Slow food is a complex subject. Speaking with Christakos on his adventures in Italy, one can understand how he feels, given how the particulars intersect with everything from Peruvian organic llama wool to sustainable fisheries.

Founded in Italy in 1989 to combat the rise of fast food, slow food is now a global grassroots organization seeking to preserve the dwindling status of local culinary traditions. It focuses on the principles of Good, Clean and Fair---uniting the more personal pleasure of enjoying a delicious, local and seasonal meal, with clean food production that has little negative impact on our environment or wildlife, as well as guaranteeing a fair wage for producers and workers.

Slow Food Nova Scotia has been active since the early 2000s, with additional local chapters forming in both Northumberland Shores and Acadia University.
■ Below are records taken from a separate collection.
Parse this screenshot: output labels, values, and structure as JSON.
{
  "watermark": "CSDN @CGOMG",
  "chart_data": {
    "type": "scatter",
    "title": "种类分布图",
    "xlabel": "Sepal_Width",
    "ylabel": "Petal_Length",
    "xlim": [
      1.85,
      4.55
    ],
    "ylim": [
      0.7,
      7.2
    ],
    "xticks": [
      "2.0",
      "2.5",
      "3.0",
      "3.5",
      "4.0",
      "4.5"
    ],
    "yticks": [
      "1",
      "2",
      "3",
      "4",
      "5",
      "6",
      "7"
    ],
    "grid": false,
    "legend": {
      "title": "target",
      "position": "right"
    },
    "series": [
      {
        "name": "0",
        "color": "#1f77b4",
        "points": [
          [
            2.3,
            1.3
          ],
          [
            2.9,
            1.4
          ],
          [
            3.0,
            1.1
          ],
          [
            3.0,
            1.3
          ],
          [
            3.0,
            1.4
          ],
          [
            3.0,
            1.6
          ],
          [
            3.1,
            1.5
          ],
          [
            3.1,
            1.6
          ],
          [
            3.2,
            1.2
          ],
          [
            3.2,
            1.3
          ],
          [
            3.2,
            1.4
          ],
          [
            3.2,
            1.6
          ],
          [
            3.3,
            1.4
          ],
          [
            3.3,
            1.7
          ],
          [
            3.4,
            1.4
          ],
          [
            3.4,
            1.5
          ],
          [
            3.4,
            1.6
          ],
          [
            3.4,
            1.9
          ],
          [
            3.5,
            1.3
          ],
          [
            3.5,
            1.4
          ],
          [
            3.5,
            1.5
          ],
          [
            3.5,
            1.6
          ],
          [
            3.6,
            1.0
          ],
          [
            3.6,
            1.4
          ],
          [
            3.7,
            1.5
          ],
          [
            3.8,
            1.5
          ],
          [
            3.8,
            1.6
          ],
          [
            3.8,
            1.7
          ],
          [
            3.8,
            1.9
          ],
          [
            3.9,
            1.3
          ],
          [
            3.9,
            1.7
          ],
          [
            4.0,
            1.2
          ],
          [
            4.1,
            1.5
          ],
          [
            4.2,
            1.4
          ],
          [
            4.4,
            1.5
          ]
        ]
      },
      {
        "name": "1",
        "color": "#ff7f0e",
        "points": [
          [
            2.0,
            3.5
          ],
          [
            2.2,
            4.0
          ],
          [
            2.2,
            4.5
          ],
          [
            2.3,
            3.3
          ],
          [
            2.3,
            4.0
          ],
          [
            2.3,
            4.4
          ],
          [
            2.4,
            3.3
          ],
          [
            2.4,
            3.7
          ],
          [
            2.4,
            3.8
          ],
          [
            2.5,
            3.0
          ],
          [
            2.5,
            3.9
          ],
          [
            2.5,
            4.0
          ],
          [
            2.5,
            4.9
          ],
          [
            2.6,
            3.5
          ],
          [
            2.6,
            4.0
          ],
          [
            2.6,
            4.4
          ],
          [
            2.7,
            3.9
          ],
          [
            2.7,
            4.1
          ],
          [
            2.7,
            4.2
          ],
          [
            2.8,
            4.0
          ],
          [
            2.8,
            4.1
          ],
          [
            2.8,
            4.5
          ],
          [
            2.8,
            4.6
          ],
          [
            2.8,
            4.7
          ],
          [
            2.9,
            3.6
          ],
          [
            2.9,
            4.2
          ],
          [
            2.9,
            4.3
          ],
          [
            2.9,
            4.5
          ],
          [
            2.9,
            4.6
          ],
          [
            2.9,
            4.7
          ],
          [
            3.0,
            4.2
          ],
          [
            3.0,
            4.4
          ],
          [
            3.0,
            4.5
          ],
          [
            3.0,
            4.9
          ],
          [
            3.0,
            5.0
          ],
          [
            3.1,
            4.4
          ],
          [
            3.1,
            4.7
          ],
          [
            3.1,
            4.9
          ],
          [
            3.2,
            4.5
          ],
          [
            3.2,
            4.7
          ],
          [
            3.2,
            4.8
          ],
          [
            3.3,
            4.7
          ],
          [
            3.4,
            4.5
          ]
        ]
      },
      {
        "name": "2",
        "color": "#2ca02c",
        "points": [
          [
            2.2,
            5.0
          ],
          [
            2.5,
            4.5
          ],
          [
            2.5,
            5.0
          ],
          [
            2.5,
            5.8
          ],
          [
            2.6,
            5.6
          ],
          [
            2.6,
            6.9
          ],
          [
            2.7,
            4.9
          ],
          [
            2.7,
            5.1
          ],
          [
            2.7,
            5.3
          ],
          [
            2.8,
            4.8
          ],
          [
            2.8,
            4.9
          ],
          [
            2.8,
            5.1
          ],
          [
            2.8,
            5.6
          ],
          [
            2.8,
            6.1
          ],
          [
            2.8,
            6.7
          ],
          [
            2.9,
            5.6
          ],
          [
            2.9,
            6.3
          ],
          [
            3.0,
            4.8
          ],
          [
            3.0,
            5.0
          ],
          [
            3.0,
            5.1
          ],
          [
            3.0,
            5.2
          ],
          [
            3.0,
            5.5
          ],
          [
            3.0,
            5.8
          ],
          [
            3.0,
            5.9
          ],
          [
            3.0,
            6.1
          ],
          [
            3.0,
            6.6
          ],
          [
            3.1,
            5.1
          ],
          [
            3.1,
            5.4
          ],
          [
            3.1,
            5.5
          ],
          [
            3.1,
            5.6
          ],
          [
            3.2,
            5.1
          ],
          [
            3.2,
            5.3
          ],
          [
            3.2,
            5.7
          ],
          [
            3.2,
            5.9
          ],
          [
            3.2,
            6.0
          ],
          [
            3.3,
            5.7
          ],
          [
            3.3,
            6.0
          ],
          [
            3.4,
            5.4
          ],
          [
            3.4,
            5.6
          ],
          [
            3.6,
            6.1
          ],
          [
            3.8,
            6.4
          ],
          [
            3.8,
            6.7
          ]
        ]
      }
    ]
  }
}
All three convivia work independently from each other and typically put on events throughout the year to share and educate on the principles of the movement. “You’ll find variation from convivium to convivium about what exactly they do,” explains Sheila Stevenson, secretary of the Slow Food NS convivia.
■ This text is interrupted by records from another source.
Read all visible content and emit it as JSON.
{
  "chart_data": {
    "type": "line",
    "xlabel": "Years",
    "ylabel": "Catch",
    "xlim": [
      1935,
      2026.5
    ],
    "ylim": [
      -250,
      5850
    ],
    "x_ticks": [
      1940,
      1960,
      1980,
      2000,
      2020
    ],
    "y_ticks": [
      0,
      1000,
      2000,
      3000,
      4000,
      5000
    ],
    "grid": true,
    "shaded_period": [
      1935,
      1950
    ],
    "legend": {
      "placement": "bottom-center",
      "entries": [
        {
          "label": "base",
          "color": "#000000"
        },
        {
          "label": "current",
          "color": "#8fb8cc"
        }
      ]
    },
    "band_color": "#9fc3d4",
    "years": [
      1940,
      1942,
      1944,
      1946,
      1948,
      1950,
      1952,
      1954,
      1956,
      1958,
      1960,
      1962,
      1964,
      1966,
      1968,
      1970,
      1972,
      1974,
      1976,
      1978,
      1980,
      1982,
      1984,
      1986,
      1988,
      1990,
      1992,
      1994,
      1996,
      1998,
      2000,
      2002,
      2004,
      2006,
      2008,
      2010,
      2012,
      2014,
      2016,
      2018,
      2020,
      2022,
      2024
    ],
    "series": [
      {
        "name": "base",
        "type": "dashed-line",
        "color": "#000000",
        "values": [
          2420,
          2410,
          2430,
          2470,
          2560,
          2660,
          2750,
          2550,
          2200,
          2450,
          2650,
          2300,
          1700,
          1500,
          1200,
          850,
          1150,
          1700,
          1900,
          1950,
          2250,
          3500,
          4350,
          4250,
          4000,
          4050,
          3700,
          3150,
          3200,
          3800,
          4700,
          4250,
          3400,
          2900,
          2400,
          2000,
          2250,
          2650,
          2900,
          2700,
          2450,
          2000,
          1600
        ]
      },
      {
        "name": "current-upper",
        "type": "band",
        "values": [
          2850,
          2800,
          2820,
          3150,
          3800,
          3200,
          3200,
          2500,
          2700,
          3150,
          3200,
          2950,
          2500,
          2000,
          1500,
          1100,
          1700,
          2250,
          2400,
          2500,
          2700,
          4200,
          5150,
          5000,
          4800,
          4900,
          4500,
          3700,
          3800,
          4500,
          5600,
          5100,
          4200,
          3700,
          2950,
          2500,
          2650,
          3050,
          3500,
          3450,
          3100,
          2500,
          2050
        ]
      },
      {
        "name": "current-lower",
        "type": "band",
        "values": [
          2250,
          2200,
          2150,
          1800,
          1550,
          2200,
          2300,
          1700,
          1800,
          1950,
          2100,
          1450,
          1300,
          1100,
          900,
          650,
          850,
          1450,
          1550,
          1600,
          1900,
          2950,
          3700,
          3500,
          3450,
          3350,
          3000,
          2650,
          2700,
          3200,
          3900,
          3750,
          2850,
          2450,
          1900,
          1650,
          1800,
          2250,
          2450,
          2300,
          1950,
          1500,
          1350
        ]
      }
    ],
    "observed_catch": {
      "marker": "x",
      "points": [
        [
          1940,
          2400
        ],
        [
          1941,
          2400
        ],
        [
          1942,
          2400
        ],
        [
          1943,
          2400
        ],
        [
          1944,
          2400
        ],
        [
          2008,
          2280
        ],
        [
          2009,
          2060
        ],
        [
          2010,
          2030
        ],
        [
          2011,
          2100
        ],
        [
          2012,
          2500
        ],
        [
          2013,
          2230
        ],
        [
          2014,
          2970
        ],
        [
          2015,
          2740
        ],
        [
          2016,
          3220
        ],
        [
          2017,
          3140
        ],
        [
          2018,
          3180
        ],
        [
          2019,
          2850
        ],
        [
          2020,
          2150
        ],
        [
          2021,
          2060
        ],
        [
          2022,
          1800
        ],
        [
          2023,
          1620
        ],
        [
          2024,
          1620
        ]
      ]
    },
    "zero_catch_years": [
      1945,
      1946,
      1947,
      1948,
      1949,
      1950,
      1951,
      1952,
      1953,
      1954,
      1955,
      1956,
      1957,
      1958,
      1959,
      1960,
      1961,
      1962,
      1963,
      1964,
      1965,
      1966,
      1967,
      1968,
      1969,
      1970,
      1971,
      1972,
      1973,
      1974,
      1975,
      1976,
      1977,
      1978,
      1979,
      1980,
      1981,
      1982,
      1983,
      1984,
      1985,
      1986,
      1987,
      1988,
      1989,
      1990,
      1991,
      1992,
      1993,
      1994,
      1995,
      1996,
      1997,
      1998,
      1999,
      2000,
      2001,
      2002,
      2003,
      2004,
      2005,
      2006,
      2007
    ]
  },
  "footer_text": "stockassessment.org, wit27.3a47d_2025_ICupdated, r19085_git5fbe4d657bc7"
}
“It’s really easy to get frustrated and down about the average consumer’s choices when it comes to food and beverage,” says Christakos. “Slow food is a safe haven for anyone who cares about food.” For him, simply telling customers that local is important is not the way to convince them of its significance. “How do I convince them that they need to spend more time with food?” he asks. “If it tastes awesome, that is how you’re going to reach that person.”

Slow food is important for many different reasons. Stevenson urges one particular reason for Nova Scotians: “I grew up on a farm in the 1950s and as a little kid I knew that farmers were important because that’s where food came from,” she says. “Now I still feel the same way, and the fact that we produce only 10 percent of what we eat in Nova Scotia is really scary from a food security point of view.”

Possibly the most inspiring event in the world of slow food is the biannual Terra Madre Conference in Torino. Fifteen delegates from Nova Scotia were invited, which invited more than 5,000 producers, students, chefs, academics, activists and business owners. The conference touches on topics such as the preservation of indigenous foods, land-grabbing and school garden projects. Both Stevenson and Christakos were awestruck. “You suddenly realize,” says Stevenson, “with this many people it’s possible to make a difference.”

Though there’s a lot of information to digest, Christakos has a clear view of his place and future in this massive network of food and people.

“I’m in the food and beverage industry, so as a responsible business owner in this industry---and I think in any industry---you need to leave your industry in a better position than when you found it,” he says. “It’s about that progress and slow food gives me a huge amount of resources in order to do that, to promote the food culture of Nova Scotia. That’s why it’s important to me and that’s the answer.”